“Do not worry in the least about yourself, leave all worry to God,’ – this appears to be the commandment in all religions. This need not frighten anyone. He who devotes himself to service with a clear conscience, will day by day grasp the necessity for it in greater measure, and will continually grow richer in faith. The path of service can hardly be trodden by one who is not prepared to renounce self-interest, and to recognize the conditions of his birth. Consciously or unconsciously, every one of us does render some service or other. If we cultivate the habit of doing this service deliberately, our desire for service will steadily grow stronger, and will make not only for our own happiness but that of the world at large.” ― Mahatma Gandhi
Since the dawn of man, humanity has sought to improve upon themselves as moral beings through the belief and worship of a higher power. Religions, no matter what the creed, have always required their devotees to make personal sacrifices in the name of righteousness and holy veneration. Some of these acts are relatively simple, such as giving up meat for the Catholic Lent, or they can be more demanding like fasting from dawn until sunset during the Islamic month of Ramadan. At the extreme end of this spectrum, as tribute, the Mayans actually sacrificed their own people to the gods, throwing them into cavernous cenotes believed to be portals to the underworld. Or simply look to the Pantheon, St Peter’s Basilica, the Mahabodhi Temple, Masjid al-Haram or any number of awe-inspiring religious structures the world over, erected specifically to honor the divine and encourage prayer. Human devotion can take shape in extraordinary feats of grandeur or merely modest efforts of self improvement.

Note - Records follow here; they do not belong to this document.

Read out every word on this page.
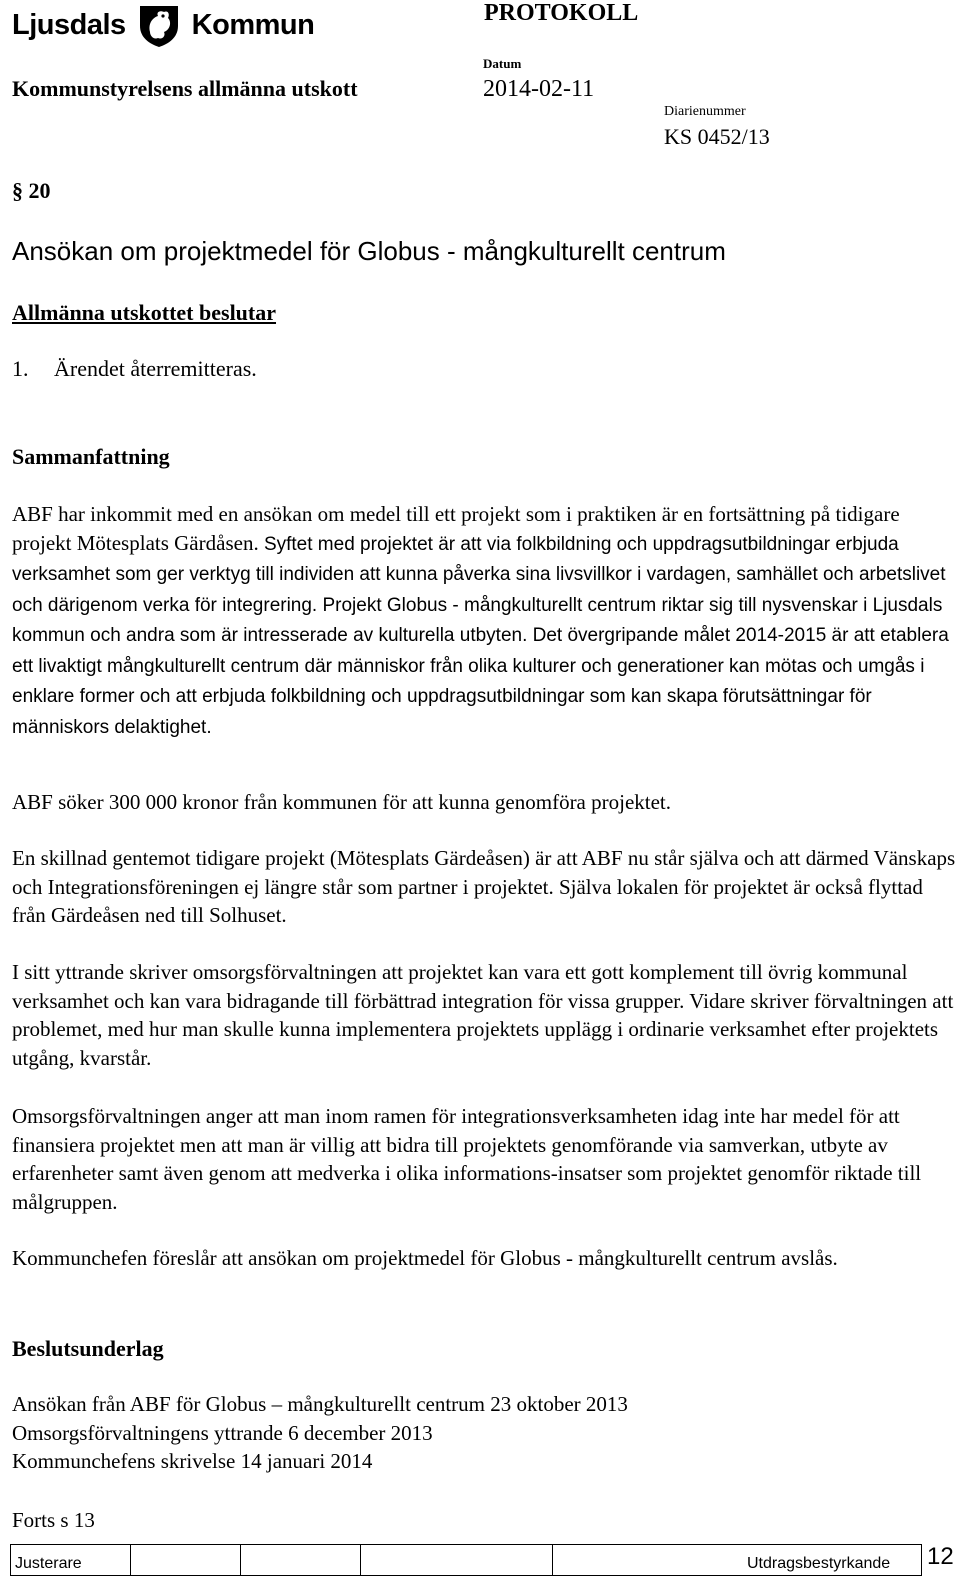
Ljusdals Kommun	PROTOKOLL
Kommunstyrelsens allmänna utskott
Datum
2014-02-11
Diarienummer
KS 0452/13
§ 20
Ansökan om projektmedel för Globus - mångkulturellt centrum
Allmänna utskottet beslutar
1. Ärendet återremitteras.
Sammanfattning
ABF har inkommit med en ansökan om medel till ett projekt som i praktiken är en fortsättning på tidigare projekt Mötesplats Gärdåsen. Syftet med projektet är att via folkbildning och uppdragsutbildningar erbjuda verksamhet som ger verktyg till individen att kunna påverka sina livsvillkor i vardagen, samhället och arbetslivet och därigenom verka för integrering. Projekt Globus - mångkulturellt centrum riktar sig till nysvenskar i Ljusdals kommun och andra som är intresserade av kulturella utbyten. Det övergripande målet 2014-2015 är att etablera ett livaktigt mångkulturellt centrum där människor från olika kulturer och generationer kan mötas och umgås i enklare former och att erbjuda folkbildning och uppdragsutbildningar som kan skapa förutsättningar för människors delaktighet.
ABF söker 300 000 kronor från kommunen för att kunna genomföra projektet.
En skillnad gentemot tidigare projekt (Mötesplats Gärdeåsen) är att ABF nu står själva och att därmed Vänskaps och Integrationsföreningen ej längre står som partner i projektet. Själva lokalen för projektet är också flyttad från Gärdeåsen ned till Solhuset.
I sitt yttrande skriver omsorgsförvaltningen att projektet kan vara ett gott komplement till övrig kommunal verksamhet och kan vara bidragande till förbättrad integration för vissa grupper. Vidare skriver förvaltningen att problemet, med hur man skulle kunna implementera projektets upplägg i ordinarie verksamhet efter projektets utgång, kvarstår.
Omsorgsförvaltningen anger att man inom ramen för integrationsverksamheten idag inte har medel för att finansiera projektet men att man är villig att bidra till projektets genomförande via samverkan, utbyte av erfarenheter samt även genom att medverka i olika informations-insatser som projektet genomför riktade till målgruppen.
Kommunchefen föreslår att ansökan om projektmedel för Globus - mångkulturellt centrum avslås.
Beslutsunderlag
Ansökan från ABF för Globus – mångkulturellt centrum 23 oktober 2013
Omsorgsförvaltningens yttrande 6 december 2013
Kommunchefens skrivelse 14 januari 2014
Forts s 13
Justerare	Utdragsbestyrkande	12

As Mahatma Gandhi phrased it, these personal sacrifices are, at their core, a service whose ultimate ends are to better one’s self and the world around them. Often, the unfortunate result of this mindset can be catastrophic, either personally, by ignoring one’s own general well being in service of their religion, or culturally, as we see in the repetition of wars throughout human history in which one sect claims to be of higher verity than another. In these situations, morals seem to become as slippery as presumed truths. Yet, people continue to worship. They continue to pray, to meditate, to donate, to sacrifice, to make pilgrimages and devote their lives in hopes of bringing meaning to their existence and good into a world that often looks quite grim.
The following six films chronicle the holy being humanized by various forms of sacrifice and devotion of people young and old. Some subjects find themselves abstaining from pleasure for the purpose of purity, while others seek forgiveness for sins past, wholly believing that moral transgressions are spiritually reconcilable. Each of these documentaries, varying in style from meditative observation to hysterical satire, celebrates the devout by simply bearing witness.
KUMARÉ is a documentary about a man who impersonates a wise Indian Guru and builds a following in Arizona. At the height of his popularity, the Guru Kumaré must reveal his true identity to his disciples to unveil his greatest teaching of all.
Koran By Heart
Following a global contest reading of the Koran by young Muslim children that takes place in Cairo, Egypt annually during Ramadan KORAN BY HEART is a coming of age story about Muslim kids in modern times.
Exploring our world from the mundane to the miraculous, looking into the reaches of man’s spirituality and the human experience, SAMSARA is neither a traditional documentary nor a travelogue, instead taking the form of a nonverbal, guided meditation.
High above a jungle in Nepal, pilgrims make an ancient journey by cable car to worship the legendary temple of the Hindu goddess Durga: MANAKAMANA.
THE OVERNIGHTERS is the story of the broken, desperate men chasing their dreams and running from their demons in the North Dakota oil fields and the local Pastor who risks everything to help them.
Into Great Silence
INTO GREAT SILENCE is an intimate portrayal and examination of the life of the devout monks who live within the Grande Chartreuse, the head monastery of the reclusive Carthusian Order situated in the French Alps.